La centrale nucléaire de Koeberg, en Afrique du Sud, inspire d'autres pays

"Je trouve qu'on essaie de noyer le poisson dans l'eau. On oublie les minerais qu'on extrait en amont et les déchets nucléaires qui polluent le sol pendant des millions d'années. On prend en otage la vie des enfants qui nous succèdent. C'est aussi dangereux. J'ai été à Fukushima en 2016 et ca fait mal au coeur de voir ces terres abandonnées pour toujours. Personne ne peut maîtriser la nature, je trouve que l'Afrique a d'autres sources d'énergie que le nucléaire."

Les sources alternatives sont variées et disponibles en nombre sur le continent africain, explique encore le Dr. Ibrahim Togola.

"On a tous les potentiels: le soleil en abondance, le vent qui a un potentiel énorme, la géothermie, la biomasse, les micro-centrales".

Selon l'expert malien, "chaque maison doit pouvoir se transformer en petite centrale énergétique, chaque unité de transformation industrielle doit avoir son autonomie énergétique", l'ensemble formant des réseaux interconnectés, comme par exemple en Californie.

"Il faut comprendre qu'on a abandonné l'âge de pierre"

Ces solutions locales sont également multipliables, selon le Dr. Ibrahim Togola. "Il faut comprendre qu'on n'a pas abandonné l'âge de pierre par manque de pierre mais parce qu'il existait des solutions meilleures. Là, les solutions sont décentralisées."

Parmi les pays qui ont entamé sa transition énergétique, il y a le Togo. Il ambitionne de faire passer le taux d’électrification à 50% en 2020 et à 100% au cours des dix prochaines années. 

Et c'est bien parti puisque 45% des Togolais avait déjà accès à l'électricité fin 2018. Les autorités ont lancé une initiative pour électrifier 550.000 ménages grâce à des kits solaires individuels. Et un projet dénommé "Communauté connectée de demain" est mis en œuvre pour couvrir les besoins en électricité de toute la population. 

Au Togo, mais aussi dans d'autres pays comme le Cap Vert, la fourniture d'électricité dans des zones rurales passe donc par des partenariats publics-privés. Pour le Dr. Ibrahim Togola, c'est ce genre de solution qu'il faut privilégier. 

"Le partenariat public-privé est essentiel mais il doit être encadré. L'État doit comprendre qu'il a tout à y gagner.

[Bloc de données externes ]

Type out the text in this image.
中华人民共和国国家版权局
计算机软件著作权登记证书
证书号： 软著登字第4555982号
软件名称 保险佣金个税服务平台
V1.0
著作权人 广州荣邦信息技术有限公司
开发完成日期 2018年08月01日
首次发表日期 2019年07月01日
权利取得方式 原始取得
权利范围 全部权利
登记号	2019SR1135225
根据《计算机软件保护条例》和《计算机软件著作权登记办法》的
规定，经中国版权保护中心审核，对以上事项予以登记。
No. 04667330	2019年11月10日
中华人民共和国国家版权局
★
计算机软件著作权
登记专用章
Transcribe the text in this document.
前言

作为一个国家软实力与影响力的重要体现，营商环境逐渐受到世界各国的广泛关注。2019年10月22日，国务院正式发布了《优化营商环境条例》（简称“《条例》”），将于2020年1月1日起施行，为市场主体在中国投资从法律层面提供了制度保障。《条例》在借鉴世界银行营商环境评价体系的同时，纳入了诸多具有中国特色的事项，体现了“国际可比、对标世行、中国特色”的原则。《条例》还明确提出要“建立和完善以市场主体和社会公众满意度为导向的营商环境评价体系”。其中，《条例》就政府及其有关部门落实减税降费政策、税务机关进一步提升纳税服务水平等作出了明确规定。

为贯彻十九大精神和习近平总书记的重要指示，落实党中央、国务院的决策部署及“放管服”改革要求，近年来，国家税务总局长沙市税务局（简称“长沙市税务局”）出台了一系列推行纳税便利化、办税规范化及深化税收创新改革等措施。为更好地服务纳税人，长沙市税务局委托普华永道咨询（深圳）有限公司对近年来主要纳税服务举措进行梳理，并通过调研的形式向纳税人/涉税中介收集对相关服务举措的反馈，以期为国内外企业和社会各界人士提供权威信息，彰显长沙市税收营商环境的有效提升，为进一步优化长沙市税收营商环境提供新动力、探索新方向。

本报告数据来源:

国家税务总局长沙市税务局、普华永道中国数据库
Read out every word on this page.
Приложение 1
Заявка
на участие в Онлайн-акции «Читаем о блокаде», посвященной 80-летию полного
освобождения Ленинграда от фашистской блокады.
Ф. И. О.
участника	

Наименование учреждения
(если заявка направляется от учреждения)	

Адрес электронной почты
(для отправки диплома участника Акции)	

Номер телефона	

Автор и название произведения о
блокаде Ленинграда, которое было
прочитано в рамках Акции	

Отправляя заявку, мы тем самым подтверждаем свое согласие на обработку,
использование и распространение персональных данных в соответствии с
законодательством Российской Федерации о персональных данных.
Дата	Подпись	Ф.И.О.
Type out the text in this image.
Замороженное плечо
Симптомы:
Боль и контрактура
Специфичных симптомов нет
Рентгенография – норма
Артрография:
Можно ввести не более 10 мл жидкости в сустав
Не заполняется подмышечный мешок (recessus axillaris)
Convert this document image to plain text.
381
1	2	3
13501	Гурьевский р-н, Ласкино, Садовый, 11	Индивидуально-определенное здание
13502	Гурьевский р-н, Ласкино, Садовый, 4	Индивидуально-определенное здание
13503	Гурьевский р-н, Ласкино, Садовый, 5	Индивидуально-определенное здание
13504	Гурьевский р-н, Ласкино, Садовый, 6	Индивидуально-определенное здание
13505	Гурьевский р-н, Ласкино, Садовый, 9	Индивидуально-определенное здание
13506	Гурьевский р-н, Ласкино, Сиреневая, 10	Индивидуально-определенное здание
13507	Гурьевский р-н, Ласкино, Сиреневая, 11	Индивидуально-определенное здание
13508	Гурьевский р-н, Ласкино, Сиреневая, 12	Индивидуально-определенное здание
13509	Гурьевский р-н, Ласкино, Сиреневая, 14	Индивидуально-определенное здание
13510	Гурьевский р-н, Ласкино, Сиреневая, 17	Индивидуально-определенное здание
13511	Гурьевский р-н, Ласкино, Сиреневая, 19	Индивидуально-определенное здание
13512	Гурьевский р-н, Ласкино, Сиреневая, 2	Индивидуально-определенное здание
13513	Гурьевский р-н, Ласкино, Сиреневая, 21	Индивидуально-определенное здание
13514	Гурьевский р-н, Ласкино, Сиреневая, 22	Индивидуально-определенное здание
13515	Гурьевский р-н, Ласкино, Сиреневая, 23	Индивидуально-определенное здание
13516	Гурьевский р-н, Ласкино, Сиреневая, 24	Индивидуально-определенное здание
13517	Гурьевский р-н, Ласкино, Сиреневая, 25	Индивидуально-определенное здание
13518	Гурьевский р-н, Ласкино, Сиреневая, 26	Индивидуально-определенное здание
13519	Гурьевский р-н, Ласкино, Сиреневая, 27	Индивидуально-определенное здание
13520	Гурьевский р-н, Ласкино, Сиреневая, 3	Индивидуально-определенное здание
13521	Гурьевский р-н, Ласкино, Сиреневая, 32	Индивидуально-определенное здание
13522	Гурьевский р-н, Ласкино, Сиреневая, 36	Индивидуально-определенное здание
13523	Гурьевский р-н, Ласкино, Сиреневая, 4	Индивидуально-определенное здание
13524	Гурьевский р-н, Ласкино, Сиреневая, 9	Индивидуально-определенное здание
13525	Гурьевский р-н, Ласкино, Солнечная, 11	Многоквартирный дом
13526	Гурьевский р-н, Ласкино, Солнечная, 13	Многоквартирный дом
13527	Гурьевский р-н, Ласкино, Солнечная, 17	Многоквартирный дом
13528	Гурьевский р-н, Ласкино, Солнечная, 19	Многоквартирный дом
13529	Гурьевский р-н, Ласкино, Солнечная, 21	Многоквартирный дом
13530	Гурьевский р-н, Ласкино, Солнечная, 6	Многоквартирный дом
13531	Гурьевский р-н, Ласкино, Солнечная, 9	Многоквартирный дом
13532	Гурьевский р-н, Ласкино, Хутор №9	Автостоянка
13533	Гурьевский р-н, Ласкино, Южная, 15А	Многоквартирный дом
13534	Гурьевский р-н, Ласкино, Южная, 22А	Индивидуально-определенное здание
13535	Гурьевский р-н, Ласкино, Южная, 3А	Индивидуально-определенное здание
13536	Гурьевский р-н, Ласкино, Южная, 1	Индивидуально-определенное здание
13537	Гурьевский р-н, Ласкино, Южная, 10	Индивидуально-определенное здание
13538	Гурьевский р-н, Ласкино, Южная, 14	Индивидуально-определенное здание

L'Afrique a besoin d'investissements qu'aucun État aujourd'hui ne peut satisfaire."

Plus de 17 localités maliennes électrifiées

Le Mali Folkecenter a électrifié plusieurs villages maliens, raconte avec fierté le Dr. Ibrahim Togola. En quinze ans, le travail de l'organisation avec l'agence gouvernementale a permis d'amener le taux d'électrification à 18%.

"Nous électrifions ces communautés et immédiatement la dynamique change. Les gens reviennent et créent des emplois et ça permet aux jeunes de ne pas être rattrapés par des circuits d'immigration ou d'extrémistes."

Les besoins locaux sont immédiatement satisfaits par ces solutions locales qui valorisent également les populations. "Les techniciens voient qu'ils rendent un service à leur communauté, cela allège l'État donc c'est plus durable."

Des solutions plus durables, la planète en a bien besoin. Notamment pour la gestion des déchets énergétiques. Car l'augmentation de la demande en énergie entraîne aussi une hausse des déchets. Une solution, le recyclage. 

"Les experts en sont conscients", affirme le Dr. Ibrahim Togola qui souhaite voir l'Afrique parler au même niveau que les pays occidentaux dans le domaine énergétique, "avec ses experts et ses solutions".

"Il y a 30 ans, 90% des panneaux solaires étaient construits en Europe, aujourd'hui c'est en Chine", rappelle-t-il.

"Je suis engagé avec d'autres partenaires à créer l'Institut africain des énergies renouvelables, des énergies et du climat". L'objectif est de "créer des compétences africaines".